IL FUTURO DEL DOTT. CATUCCI

«Ciò che posso attualmente dire per il mio futuro è che non è finita qui. Da settembre di quest’anno ho iniziato il percorso di studi magistrale in Economia e Management, iscrizione perfezionata al termine del Master. Sicuramente ciò che mi auguro per gli anni a venire è di poter applicare sul campo le conoscenze apprese in questi anni di studio nonché di crescita personale. L’auspicio, inoltre, è di poter contribuire, con gli studi effettuati ed intrapresi, allo sviluppo del nostro territorio insieme anche ai miei coetanei, consapevole che il nostro paese è ricco di menti eccellenti».

L’IMPATTO DEL COVID

«Concludendo un po’ tutto il discorso fin qui fatto è da sottolineare come la situazione pandemica che attualmente stiamo vivendo abbia influito sul percorso del Master. Lo stesso, avendo la durata di un anno ed essendo fondamentalmente un percorso che permette di apprendere nozioni meno teoriche ma più pratiche, ne ha risentito e non poco. Da fine novembre - quando ho iniziato a seguire le lezioni del Master a Trani - fino al 28 febbraio, ho seguito le tradizionali lezioni in presenza; da marzo, purtroppo, per note ragioni si è interrotta la frequenza.

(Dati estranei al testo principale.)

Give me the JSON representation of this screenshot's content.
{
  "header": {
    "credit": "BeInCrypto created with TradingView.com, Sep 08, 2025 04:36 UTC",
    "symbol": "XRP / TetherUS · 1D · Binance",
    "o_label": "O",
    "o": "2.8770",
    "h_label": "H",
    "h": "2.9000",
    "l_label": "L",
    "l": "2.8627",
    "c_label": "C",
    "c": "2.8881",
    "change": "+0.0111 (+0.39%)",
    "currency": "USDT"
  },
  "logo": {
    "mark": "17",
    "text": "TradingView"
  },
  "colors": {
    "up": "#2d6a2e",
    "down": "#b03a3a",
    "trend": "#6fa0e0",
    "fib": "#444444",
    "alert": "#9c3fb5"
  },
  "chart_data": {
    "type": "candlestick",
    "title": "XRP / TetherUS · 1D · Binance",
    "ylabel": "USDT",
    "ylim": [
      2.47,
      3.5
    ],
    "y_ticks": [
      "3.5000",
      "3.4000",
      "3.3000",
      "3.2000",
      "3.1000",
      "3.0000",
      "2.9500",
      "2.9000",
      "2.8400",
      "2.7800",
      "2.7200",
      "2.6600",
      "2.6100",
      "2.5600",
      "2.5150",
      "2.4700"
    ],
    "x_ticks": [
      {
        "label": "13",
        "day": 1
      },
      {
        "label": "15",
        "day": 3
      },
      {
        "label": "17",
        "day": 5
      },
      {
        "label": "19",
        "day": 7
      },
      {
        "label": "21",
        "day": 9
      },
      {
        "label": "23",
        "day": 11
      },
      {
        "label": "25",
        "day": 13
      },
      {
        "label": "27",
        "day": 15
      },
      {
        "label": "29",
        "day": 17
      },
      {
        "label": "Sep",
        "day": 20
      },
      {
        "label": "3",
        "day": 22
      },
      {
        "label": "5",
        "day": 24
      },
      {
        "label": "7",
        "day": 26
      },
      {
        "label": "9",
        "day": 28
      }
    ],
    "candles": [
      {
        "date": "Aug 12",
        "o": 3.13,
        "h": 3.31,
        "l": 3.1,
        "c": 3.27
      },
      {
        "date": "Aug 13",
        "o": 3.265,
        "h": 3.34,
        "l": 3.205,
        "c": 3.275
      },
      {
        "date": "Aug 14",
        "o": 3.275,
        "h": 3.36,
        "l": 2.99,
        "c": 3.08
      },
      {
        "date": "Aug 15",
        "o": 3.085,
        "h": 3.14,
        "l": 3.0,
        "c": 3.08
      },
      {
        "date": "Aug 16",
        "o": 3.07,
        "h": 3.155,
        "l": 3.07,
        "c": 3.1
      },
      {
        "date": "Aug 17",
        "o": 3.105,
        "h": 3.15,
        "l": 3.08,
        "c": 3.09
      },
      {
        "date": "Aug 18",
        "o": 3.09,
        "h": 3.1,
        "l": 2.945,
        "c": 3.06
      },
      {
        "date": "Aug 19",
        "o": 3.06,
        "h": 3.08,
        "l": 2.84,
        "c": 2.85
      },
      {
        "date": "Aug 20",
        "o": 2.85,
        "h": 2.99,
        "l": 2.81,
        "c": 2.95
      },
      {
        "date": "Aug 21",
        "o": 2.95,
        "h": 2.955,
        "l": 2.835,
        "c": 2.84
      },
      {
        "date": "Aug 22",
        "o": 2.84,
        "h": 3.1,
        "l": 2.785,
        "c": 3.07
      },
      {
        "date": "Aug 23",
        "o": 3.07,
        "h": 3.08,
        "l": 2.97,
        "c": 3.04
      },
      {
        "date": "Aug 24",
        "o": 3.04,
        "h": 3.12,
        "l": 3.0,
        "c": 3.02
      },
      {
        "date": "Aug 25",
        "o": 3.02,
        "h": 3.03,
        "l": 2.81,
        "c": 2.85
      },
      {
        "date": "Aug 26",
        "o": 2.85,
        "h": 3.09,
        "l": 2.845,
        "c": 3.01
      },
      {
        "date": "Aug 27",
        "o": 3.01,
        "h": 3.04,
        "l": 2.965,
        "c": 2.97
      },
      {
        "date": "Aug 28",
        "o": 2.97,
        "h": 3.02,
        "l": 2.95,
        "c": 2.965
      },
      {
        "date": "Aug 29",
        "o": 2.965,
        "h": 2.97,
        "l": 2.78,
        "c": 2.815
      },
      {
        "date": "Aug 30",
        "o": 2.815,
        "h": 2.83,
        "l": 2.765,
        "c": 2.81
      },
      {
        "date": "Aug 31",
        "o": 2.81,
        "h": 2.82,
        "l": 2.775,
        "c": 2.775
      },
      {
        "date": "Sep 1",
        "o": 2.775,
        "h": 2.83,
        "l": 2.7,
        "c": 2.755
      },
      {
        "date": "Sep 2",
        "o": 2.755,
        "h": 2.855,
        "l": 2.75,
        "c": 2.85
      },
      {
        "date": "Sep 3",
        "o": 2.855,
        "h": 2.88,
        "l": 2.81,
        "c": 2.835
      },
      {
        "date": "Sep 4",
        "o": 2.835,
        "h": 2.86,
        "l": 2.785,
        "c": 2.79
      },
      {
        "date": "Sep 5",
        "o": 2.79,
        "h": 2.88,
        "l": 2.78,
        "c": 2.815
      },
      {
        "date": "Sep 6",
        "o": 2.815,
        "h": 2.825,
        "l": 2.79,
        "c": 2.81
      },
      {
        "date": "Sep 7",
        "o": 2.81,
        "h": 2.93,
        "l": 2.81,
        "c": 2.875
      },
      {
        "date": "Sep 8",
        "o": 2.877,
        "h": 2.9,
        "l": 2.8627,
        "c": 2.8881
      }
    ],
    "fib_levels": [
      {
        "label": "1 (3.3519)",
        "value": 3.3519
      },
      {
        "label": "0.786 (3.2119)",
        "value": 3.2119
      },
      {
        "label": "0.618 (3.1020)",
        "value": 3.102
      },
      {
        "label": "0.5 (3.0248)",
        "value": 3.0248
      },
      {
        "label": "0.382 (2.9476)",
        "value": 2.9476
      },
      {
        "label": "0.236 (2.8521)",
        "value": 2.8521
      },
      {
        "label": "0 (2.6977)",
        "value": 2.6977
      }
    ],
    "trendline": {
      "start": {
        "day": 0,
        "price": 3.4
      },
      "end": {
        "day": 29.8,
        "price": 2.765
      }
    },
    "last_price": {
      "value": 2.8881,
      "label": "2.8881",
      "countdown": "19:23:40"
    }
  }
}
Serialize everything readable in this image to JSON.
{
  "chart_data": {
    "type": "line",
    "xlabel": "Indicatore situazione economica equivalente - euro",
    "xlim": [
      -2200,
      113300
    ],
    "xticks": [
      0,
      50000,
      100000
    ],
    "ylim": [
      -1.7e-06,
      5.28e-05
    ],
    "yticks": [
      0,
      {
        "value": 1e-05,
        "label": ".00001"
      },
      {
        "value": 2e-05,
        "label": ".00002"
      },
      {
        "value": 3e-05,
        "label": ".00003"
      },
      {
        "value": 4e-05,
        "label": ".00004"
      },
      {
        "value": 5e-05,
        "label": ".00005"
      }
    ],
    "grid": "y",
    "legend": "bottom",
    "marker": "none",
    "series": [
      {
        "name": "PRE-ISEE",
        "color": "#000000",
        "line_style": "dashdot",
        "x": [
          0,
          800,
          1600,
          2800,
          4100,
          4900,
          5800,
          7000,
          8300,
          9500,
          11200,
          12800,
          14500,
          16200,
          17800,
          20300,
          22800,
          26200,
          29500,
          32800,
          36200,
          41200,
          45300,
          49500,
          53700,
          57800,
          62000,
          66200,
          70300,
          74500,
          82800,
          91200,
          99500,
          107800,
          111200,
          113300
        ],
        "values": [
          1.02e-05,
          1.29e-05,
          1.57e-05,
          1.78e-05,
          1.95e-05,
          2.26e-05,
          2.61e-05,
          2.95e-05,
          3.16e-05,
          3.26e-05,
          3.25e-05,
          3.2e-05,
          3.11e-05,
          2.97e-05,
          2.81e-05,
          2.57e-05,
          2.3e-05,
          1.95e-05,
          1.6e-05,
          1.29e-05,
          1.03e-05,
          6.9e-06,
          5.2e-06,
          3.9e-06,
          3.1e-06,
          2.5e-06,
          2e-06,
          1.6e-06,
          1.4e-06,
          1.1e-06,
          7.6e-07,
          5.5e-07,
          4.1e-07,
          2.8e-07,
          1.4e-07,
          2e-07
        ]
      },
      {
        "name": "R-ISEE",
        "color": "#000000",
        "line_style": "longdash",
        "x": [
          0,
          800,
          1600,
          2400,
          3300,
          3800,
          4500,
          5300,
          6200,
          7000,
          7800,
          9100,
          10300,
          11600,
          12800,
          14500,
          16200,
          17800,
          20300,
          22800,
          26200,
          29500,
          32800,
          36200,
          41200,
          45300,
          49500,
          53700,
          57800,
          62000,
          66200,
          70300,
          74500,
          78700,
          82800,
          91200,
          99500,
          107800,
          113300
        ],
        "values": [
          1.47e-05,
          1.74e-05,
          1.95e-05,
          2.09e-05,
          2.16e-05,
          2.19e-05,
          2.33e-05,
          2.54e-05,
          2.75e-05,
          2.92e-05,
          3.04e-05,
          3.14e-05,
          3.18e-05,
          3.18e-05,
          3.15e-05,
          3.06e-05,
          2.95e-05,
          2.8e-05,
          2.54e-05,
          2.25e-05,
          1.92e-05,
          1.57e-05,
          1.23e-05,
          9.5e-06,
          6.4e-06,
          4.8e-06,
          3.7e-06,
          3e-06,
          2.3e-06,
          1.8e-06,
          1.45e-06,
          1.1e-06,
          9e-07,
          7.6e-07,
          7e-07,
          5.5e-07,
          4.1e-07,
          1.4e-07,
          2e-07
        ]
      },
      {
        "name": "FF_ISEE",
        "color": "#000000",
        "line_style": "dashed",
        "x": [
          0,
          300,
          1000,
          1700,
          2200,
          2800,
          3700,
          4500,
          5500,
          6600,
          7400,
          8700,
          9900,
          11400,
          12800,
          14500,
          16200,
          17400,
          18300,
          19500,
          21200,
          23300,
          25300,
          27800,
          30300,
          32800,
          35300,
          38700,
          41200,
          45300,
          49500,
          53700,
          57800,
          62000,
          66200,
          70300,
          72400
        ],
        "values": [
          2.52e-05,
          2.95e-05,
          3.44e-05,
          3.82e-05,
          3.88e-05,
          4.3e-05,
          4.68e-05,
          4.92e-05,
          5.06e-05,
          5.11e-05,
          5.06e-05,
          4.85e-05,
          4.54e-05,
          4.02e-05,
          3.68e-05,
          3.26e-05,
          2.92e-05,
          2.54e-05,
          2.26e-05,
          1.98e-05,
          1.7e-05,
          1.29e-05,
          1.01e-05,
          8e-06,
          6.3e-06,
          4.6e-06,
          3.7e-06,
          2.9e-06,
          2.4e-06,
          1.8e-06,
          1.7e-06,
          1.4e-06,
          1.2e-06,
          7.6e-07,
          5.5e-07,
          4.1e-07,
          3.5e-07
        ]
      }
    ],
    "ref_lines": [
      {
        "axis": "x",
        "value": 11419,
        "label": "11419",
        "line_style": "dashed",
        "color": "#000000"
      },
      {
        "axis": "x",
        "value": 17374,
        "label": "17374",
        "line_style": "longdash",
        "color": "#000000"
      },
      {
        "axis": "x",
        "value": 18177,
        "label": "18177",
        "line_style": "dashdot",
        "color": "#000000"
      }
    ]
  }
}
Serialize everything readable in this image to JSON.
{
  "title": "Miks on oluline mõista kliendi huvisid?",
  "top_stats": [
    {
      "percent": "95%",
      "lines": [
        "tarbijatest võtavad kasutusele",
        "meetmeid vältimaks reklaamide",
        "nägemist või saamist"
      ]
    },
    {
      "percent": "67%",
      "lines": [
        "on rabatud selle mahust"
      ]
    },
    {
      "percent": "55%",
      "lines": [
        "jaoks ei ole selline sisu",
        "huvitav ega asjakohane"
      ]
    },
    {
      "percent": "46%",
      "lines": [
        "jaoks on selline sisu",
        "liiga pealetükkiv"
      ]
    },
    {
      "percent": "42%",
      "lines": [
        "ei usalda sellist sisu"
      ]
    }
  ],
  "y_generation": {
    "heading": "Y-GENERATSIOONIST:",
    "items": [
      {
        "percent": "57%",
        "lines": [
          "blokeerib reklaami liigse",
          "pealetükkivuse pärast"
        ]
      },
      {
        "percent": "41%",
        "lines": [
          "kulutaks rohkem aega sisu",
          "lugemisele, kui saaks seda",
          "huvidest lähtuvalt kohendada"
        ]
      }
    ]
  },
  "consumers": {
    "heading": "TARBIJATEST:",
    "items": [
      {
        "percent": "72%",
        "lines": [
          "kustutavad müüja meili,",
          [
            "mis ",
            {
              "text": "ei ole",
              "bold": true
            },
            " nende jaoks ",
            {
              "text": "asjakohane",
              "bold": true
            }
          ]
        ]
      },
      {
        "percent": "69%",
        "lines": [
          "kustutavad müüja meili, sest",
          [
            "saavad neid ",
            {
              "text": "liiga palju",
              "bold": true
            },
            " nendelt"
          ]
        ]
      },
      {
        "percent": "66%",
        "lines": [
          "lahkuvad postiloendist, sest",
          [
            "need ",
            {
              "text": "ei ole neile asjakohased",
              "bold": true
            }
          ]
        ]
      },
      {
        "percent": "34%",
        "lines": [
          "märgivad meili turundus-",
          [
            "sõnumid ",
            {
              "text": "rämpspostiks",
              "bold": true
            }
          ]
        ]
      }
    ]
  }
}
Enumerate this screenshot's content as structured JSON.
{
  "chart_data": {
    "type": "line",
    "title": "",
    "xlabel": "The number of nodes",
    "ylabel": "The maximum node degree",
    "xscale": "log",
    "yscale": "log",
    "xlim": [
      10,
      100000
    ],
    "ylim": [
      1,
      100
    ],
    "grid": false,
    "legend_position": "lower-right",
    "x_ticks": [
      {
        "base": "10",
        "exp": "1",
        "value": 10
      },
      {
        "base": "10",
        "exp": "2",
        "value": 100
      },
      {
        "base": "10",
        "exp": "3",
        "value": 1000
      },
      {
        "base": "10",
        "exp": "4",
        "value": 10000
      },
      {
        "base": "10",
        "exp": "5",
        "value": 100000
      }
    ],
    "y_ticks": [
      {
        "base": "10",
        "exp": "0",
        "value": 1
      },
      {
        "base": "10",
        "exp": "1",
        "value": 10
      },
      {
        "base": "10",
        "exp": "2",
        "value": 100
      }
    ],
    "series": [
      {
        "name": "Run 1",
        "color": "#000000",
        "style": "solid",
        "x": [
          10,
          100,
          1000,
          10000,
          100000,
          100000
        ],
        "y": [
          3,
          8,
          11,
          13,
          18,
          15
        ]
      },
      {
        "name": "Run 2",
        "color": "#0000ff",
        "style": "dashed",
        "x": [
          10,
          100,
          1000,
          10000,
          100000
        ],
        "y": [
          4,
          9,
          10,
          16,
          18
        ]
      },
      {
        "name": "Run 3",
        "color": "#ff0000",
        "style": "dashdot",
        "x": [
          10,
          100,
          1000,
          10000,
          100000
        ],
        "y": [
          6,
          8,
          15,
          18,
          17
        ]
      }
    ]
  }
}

Nelle prime settimane di emergenza nazionale siamo stati fermi nelle lezioni come penso un po’ tutte le attività didattiche e accademiche, per poi riprendere a seguire in modalità distance a metà aprile. Ovviamente, a mio parere la fruizione di lezioni mediante uno schermo non è per niente paragonabile alla lezione tradizionale: nonostante questo, grazie alla tecnologia da molti odiata, abbiamo avuto la possibilità di portare a termine il percorso».

I RINGRAZIAMENTI

«Per quanto riguarda i ringraziamenti, non posso che rivolgerli alla mia famiglia che mi ha sempre supportato ed incoraggiato nel perseguire i miei obbiettivi. Ringrazio Maria Vita, la mia ragazza, per aver camminato sempre al mio fianco e ringrazio tutti i miei amici per non aver fatto mai mancare la loro presenza anche quando la mia era subordinata allo studio. Inoltre vorrei anche ringraziare l’azienda Navita s.r.l. per la loro disponibilità e per la possibilità concessami».